Plenty of critics will dedicate paragraphs to the latter three of the bunch, but horror rarely gets to hold onto the spotlight, so it’s a balm to see such lowbrow genre representation on Quentin Tarantino’s quick-fire roundup of perfection. “The Texas Chain Saw Massacre” has been influential from the jump; not only has the slasher classic had a major impact on subsequent scary movies like Ridley Scott’s “Alien,” but it has remained a gold standard for horror with its taffy-pulled dread, repulsive aesthetics, and visceral dissection of the American family unit. This is why Tarantino choses to speculate on Tobe Hooper’s post-“TCM” filmography instead – it’s such “a one-of-a-kind beast,” he argues, that no subsequent work of Hooper’s could surpass it.

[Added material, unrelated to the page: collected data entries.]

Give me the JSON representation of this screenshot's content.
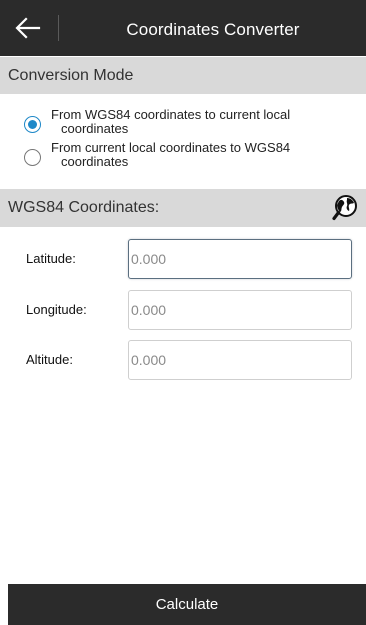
{
  "header": {
    "title": "Coordinates Converter",
    "back_icon": "arrow-left-icon"
  },
  "conversion_mode": {
    "title": "Conversion Mode",
    "options": [
      {
        "line1": "From WGS84 coordinates to current local",
        "line2": "coordinates",
        "checked": true
      },
      {
        "line1": "From current local coordinates to WGS84",
        "line2": "coordinates",
        "checked": false
      }
    ]
  },
  "wgs84": {
    "title": "WGS84 Coordinates:",
    "globe_icon": "globe-search-icon",
    "fields": [
      {
        "label": "Latitude:",
        "placeholder": "0.000"
      },
      {
        "label": "Longitude:",
        "placeholder": "0.000"
      },
      {
        "label": "Altitude:",
        "placeholder": "0.000"
      }
    ]
  },
  "footer": {
    "calculate_label": "Calculate"
  },
  "colors": {
    "bar": "#2b2b2b",
    "section": "#d9d9d9",
    "accent": "#1e88c8"
  }
}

As for the movie that made you think twice about going into the water, “Jaws” is observed in the book with a feverish reverence. Tarantino writes:
“When ‘Jaws’ came out in 1975 it might not have been the best film ever made. But it was easily the best movie ever made. Nothing ever made before it came close. Because for the first time the man at the helm wasn’t a Richard Fleischer or a Jack Smight or a Michael Anderson executing a studio assignment. But a natural born filmmaker genius who grooved on exactly this kind of movie and would kill himself to deliver the exact vision that was in his head.
More on Steven Spielberg’s steadfast vision for the Peter Benchley book adaptation can be found here.
As for William Friedkin’s “The Exorcist,” Tarantino doesn’t have much to say in “Cinema Speculation.” But in the past, he’s teased that he wants to do a scary movie on the level of the demonic-possession film — something fans have been begging for ever since that creepy Spahn Movie Ranch sequence in “Once Upon A Time in Hollywood.”